Did you know at one time Wales had 600 castles and 100 are still standing? While most are only ruins, there’s a surprising number that are still in remarkable shape. Three are in Cardiff: Cardiff Castle, Castle Coch and Caerphilly Castle, well Caerphilly is in the town of Caerphilly, but it’s a short drive.
Located right in the heart of the capital, making it easy to see other sites within the city center.
Cardiff Castle has been built upon ruins from fortresses of the past, dating back 2000 years. The Romans (emperor Nero’s reign started it off), The Normans and a handful of men with nobility titles (passed down through marriage) have been owners of this prime real estate that is near River Taff and the Bristol Channel.
I’ve been in this castle twice. My first visit I was behind the camera and wasn’t able to take in everything the tour guide was saying. I walked away with my shots, but didn’t retain much told me. So the second time, I listened and kept all devices in my bag. I’m glad I did, the stories behind this, like all castles, has a remarkable history.
Pay for the guided tour. It’s only a bit more and well worth seeing rooms that are not open without a guide: the smoking room, dining hall, the nursery, lord Butes bedroom and the roof terrace garden.
During WWII more than 1800 city residents could take shelter in the tunnels within the castle walls during air-raids.
The Keep was originally made out of wood, constructed by the Normans in the 11th century. This building structure is known as a “shell” keep, because its outer walls provided shelter for buildings within. Today the wooden structures are long gone, but you can see square cut-outs in the circular rock wall where wooden beams once were; and what was possibly a fireplace.
Due to having an outer wall built to keep invaders out and that one time there had been a motte; this property classifies as being a castle. With the transformations that the Bute family made in the 19th century, it should be, in my opinion, considered a palace. Either way, it’s a dazzling estate and should not be missed on your visit to Wales.
Who owns Cardiff Castle now? Well, my friend does. Oh and all the other Cardiff residents. It was given as a gift to the city by the 5th Marquess of Bute.

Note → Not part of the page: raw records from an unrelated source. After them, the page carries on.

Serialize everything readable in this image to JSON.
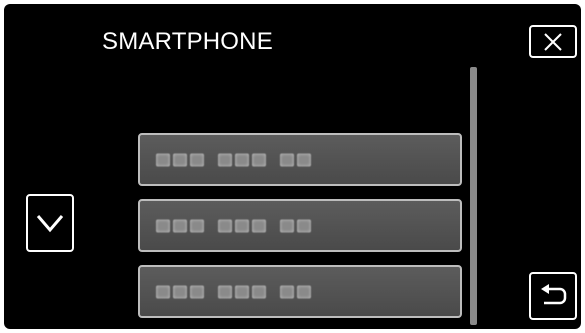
{
  "header": {
    "title": "SMARTPHONE"
  },
  "buttons": {
    "close_icon": "close-icon",
    "down_icon": "chevron-down-icon",
    "back_icon": "return-arrow-icon"
  },
  "list": {
    "items": [
      {
        "label": "",
        "masked_groups": [
          3,
          3,
          2
        ]
      },
      {
        "label": "",
        "masked_groups": [
          3,
          3,
          2
        ]
      },
      {
        "label": "",
        "masked_groups": [
          3,
          3,
          2
        ]
      }
    ]
  },
  "colors": {
    "background": "#000000",
    "foreground": "#ffffff",
    "item_fill": "#555555",
    "item_border": "#bdbdbd",
    "scrollbar": "#8a8a8a"
  }
}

One of my favorite castles that I’ve been to (so far that number is 9) is the 19th-century Gothic Revival Castle Coch. This luxurious romantic castle was built upon the remains of a 13th-century castle by the 3rd Marque of Bute (owner of Cardiff Castle) in 1870. It’s not that big, but it’s in perfect shape inside and out. If you are fans of the TV show Merlin, you will recognize it. Other shows such as Dr Who, The Worst Witch and Tracy Beaker have also been filmed here.

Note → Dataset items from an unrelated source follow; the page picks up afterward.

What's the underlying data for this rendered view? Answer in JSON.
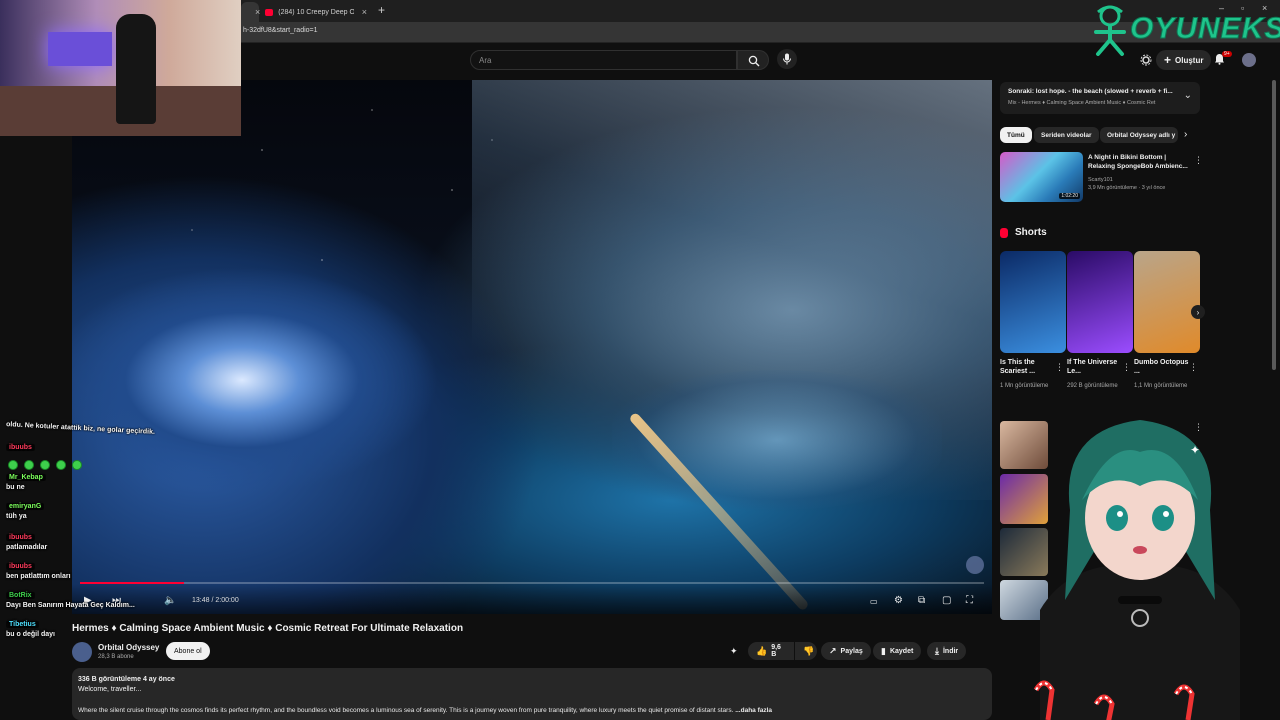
{
  "browser": {
    "tabs": [
      {
        "label": "",
        "active": true
      },
      {
        "label": "(284) 10 Creepy Deep Ocean C",
        "active": false
      }
    ],
    "url": "h-32dfU8&start_radio=1",
    "window_controls": [
      "–",
      "▫",
      "×"
    ]
  },
  "topbar": {
    "search_placeholder": "Ara",
    "create_label": "Oluştur",
    "notification_badge": "9+"
  },
  "player": {
    "time": "13:48 / 2:00:00",
    "progress": 0.115
  },
  "video": {
    "title": "Hermes ♦ Calming Space Ambient Music ♦ Cosmic Retreat For Ultimate Relaxation",
    "channel": "Orbital Odyssey",
    "subscribers": "28,3 B abone",
    "subscribe_label": "Abone ol",
    "likes": "9,6 B",
    "share_label": "Paylaş",
    "save_label": "Kaydet",
    "download_label": "İndir",
    "description": {
      "meta": "336 B görüntüleme  4 ay önce",
      "line1": "Welcome, traveller...",
      "line2": "Where the silent cruise through the cosmos finds its perfect rhythm, and the boundless void becomes a luminous sea of serenity. This is a journey woven from pure tranquility, where luxury meets the quiet promise of distant stars.",
      "more_label": "...daha fazla"
    }
  },
  "sidebar": {
    "next": {
      "title": "Sonraki: lost hope. - the beach (slowed + reverb + fi...",
      "subtitle": "Mix - Hermes ♦ Calming Space Ambient Music ♦ Cosmic Ret"
    },
    "chips": [
      {
        "label": "Tümü",
        "selected": true
      },
      {
        "label": "Seriden videolar",
        "selected": false
      },
      {
        "label": "Orbital Odyssey adlı y",
        "selected": false
      }
    ],
    "recommendation": {
      "title": "A Night in Bikini Bottom | Relaxing SpongeBob Ambienc...",
      "channel": "Scarty101",
      "meta": "3,9 Mn görüntüleme · 3 yıl önce",
      "duration": "1:02:20"
    },
    "shorts_label": "Shorts",
    "shorts": [
      {
        "title": "Is This the Scariest ...",
        "views": "1 Mn görüntüleme",
        "color1": "#0b2a66",
        "color2": "#3b8fe0"
      },
      {
        "title": "If The Universe Le...",
        "views": "292 B görüntüleme",
        "color1": "#2a0b66",
        "color2": "#9b4dff"
      },
      {
        "title": "Dumbo Octopus ...",
        "views": "1,1 Mn görüntüleme",
        "color1": "#b9a58a",
        "color2": "#e08a2a"
      }
    ]
  },
  "chat": {
    "messages": [
      {
        "user": "",
        "text": "oldu. Ne kotuler atattik biz, ne golar geçirdik."
      },
      {
        "user": "ibuubs",
        "text": "",
        "color": "#ff3b5c"
      },
      {
        "user": "Mr_Kebap",
        "text": "bu ne",
        "color": "#7cff5c"
      },
      {
        "user": "emiryanG",
        "text": "tüh ya",
        "color": "#7cff5c"
      },
      {
        "user": "ibuubs",
        "text": "patlamadılar",
        "color": "#ff3b5c"
      },
      {
        "user": "ibuubs",
        "text": "ben patlattım onları",
        "color": "#ff3b5c"
      },
      {
        "user": "BotRix",
        "text": "Dayı Ben Sanırım Hayata Geç Kaldım...",
        "color": "#3ecf4c"
      },
      {
        "user": "Tibetius",
        "text": "bu o değil dayı",
        "color": "#4ee0ff"
      }
    ]
  },
  "overlay": {
    "logo_text": "OYUNEKS"
  },
  "colors": {
    "yt_red": "#ff0033",
    "bg": "#0f0f0f",
    "surface": "#272727",
    "logo_green": "#1fc48c"
  }
}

Take your time in each room, they deserve your admiration. It really irritated me when I was in a room for 20-minutes admiring the special touches and other people would literally walk in, gaze around then leave. Poof, gone in fifteen-seconds. How can you take in what you came to see in fifteen-seconds! Granted, you might not want to spend twenty-minutes, but give your brain enough time to register what’s in the room.
Following the fairytale theme of the nursery at Cardiff Castle, the drawing rooms murals were inspired by Aesop. It’s a splendid room, but the one to marvel over is Lady Butes bedroom.
Butterflies and mischievous monkeys painted upon tiles, certain ones were removed when being built though due to being a little to risqué. A gorgeous chandler hangs in the middle, above a bed complete with crystal balls. Along the east wall, the wash basin’s handcrafted dragon faucet and fish painted in the sink will have you wishing for one of your own. You can easily envision Lady Bute enjoying this room.
In reality, the Butes only came here six times and that was to entertain.
To complete your day, meander the woodland trails and discover wood carvings. The trails are easy to walk and range from forty-five minutes to an hour and a half.
Caerphilly is the second largest intact castles in the United Kingdom and definitely a fun one to visit. Entering from the drawbridge you come face-to-face with a dragon emerging from the ground. It’s a great photo prop for kids of all ages.
As part of his campaign to conquer Glamorgan, Wales, Gilbert de Clare had this castle constructed in the 13th century with a lake and not just one motte, but two. Inside the castle walls there was also more drawbridges.
The leaning tower of Pisa gets a lot of attention for its slant, well, the tower here at Caerphilly Castle leans more than 10 degrees, sorry Pisa, your 3.99 degrees loses (before restoration this towers lean was 5.5). The towers damage was caused by the 17th century battle between Oliver Cromwell and king Charles I. To make this site even more fun, a knight statue is posed as holding up the tower, but is only for appearance. His hands do not touch the tower.
Visiting this castle will take a few hours, pack a picnic lunch and enjoy your meal while sitting in the courtyard.
While you do have to use your imagination some, unlike with Castle Coch, Caerphilly ranks in my top 5, simply because of it’s “coolness.”
In the late 15th century the castle started to decline. The lakes had been drained and the walls robbed of their rock. In 1776 the Marquess of Bute acquired the property and begun restoration.